Mehmet Metiner Ali Babacan'ın Kürtlerle İlgili Hamlesini Kurnazca Buldu

Yeni Şafak yazarı ve eski AKP milletvekili Mehmet Metiner, bugünkü yazısında, DEVA Partisi’nin, Temel Haklar Eylem Planı’nda anayasanın 66. maddesinde yer alan vatandaşlık tanımını yeniden ele almayı teklif etmesini değerlendirdi.

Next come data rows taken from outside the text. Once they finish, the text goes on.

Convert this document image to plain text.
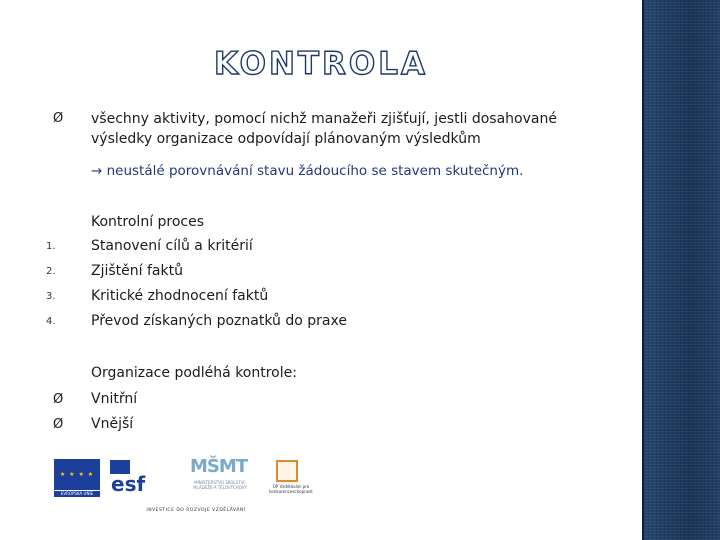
KONTROLA
Ø všechny aktivity, pomocí nichž manažeři zjišťují, jestli dosahované
výsledky organizace odpovídají plánovaným výsledkům
→ neustálé porovnávání stavu žádoucího se stavem skutečným.
Kontrolní proces
1.	Stanovení cílů a kritérií
2.	Zjištění faktů
3.	Kritické zhodnocení faktů
4.	Převod získaných poznatků do praxe
Organizace podléhá kontrole:
Ø Vnitřní
Ø Vnější
★ ★ ★ ★
EVROPSKÁ UNIE esf
MŠMT
MINISTERSTVO ŠKOLSTVÍ, MLÁDEŽE A TĚLOVÝCHOVY	OP Vzdělávání pro konkurenceschopnost
INVESTICE DO ROZVOJE VZDĚLÁVÁNÍ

DEVA Partisi'nin kuruluşundan itibaren Kürtlere yöneldiğini ve bu çerçevede HDP ile yakın diyalog geliştirdiğini yazan Metiner, şu değerlendirmede bulundu:


Ads by Kiosked
“Ali Babacan’ın AK Parti’nin içine Kürtler üzerinden yaptığı hamle, ziyadesiyle kurnazcaydı. Bir tür siyasi tuzaktı gündeme taşıdıkları. Babacan’ın hesabı şuydu: MHP gündeme taşıdığı bu konular dolayısıyla sert tepki gösterecek, AK Parti de MHP’nin tepkisinden sonra suskun kalmayı tercih edecek, bu durumda kendisi kalkıp, 'Gördünüz mü AK Parti’de Kürt temsiline yer yok, Kürtlerin talepleri konusunda artık kulaklarını kapatmış, Kürtlerin dilleriyle ilgili taleplerini dahi bölücülük olarak gören bir ittifakın parçası AK Parti var!' diyecek. Böylelikle seçim sürecinde Kürtlere yönelik propagandasını AK Parti karşıtlığı üzerinden bu eksende sürdürecek.” 

DEVA Partisi’nin geçen seçimde HDP’ye oy verip şimdilerde kararsız olan Kürt seçmenin Erdoğan’a yönelmesinin önüne geçmeyi hedeflediğini dile getiren Metiner, “Kürtlerin hassasiyetlerine oynuyorlar. Türklük üzerinden hala Kürt varlığının ve kimliğinin ötelendiği, inkâr edildiği algısını oluşturmaya çalışıyorlar.

İki ayaklı bir taktik oyundur bu. Birincisi, Reis’e destek veren Kürtleri Reis’ten uzaklaştırmak. İkincisi, Reis’e tekrar yönelebilecek Kürt seçmen desteğinin önünü kesmek” dedi.

AKP’nin sadece Türklerin değil Kürtlerin de partisi olduğunu belirten Metiner, şöyle devam etti:

"Türkiye Kürtleri asla Reis’in kendileri için yaptıklarını unutmazlar. Kürtler zinhar nankör değildirler. Kürtler gerçekte kimin kendilerinin gerçek dostu olduğunu, kimlerin de kendilerini siyaseten istismar ettiklerini çok iyi bilirler.

Keşke AK Parti dışından Babacan’a verilen kimi cevaplar, bu oyun planını ve siyasi tuzağı bozacak içerikte olsaydı. Babacan’ın arayıp da bulamayacağı fırsatı ona sunmak, üstelik bunu Kürtleri ve Kürtçeyi yanlış anlaşılmaya müsait sorunlu ifadelerin muhatabı kılarak yapmak yanlıştı. O eski Türkiye’nin tehlikeli ve zararlı Türklük-Kürtlük tartışmalarına kapı aralayacak nitelikteki söylemleri çağrıştıran bir cevabi dile keşke tevessül edilmeseydi. O yüzden diyorum ki devletimizin bekası ve milletimizin birliği açısından henüz vakit varken bu tartışmanın mecrasını değiştirmekte yarar vardır. Aksi takdirde bu ülkenin birliğinin teminatı olan Kürtler üzerinden bölücü-çatışmacı senaryolar üreten odakların değirmenine bilmeden su taşınmış olur.

'Biz farklılıklarımızla birlikte Türkiye’yiz' söyleminin yeni dönemde çok iyi anlatılması bu yüzden olmazsa olmaz öneme sahiptir.


Türk-Kürt kardeşliğini örseleyecek sözlerden kaçınmak, bu ülkenin birliğinden yana olanların öncelikle boyunlarının borcudur.”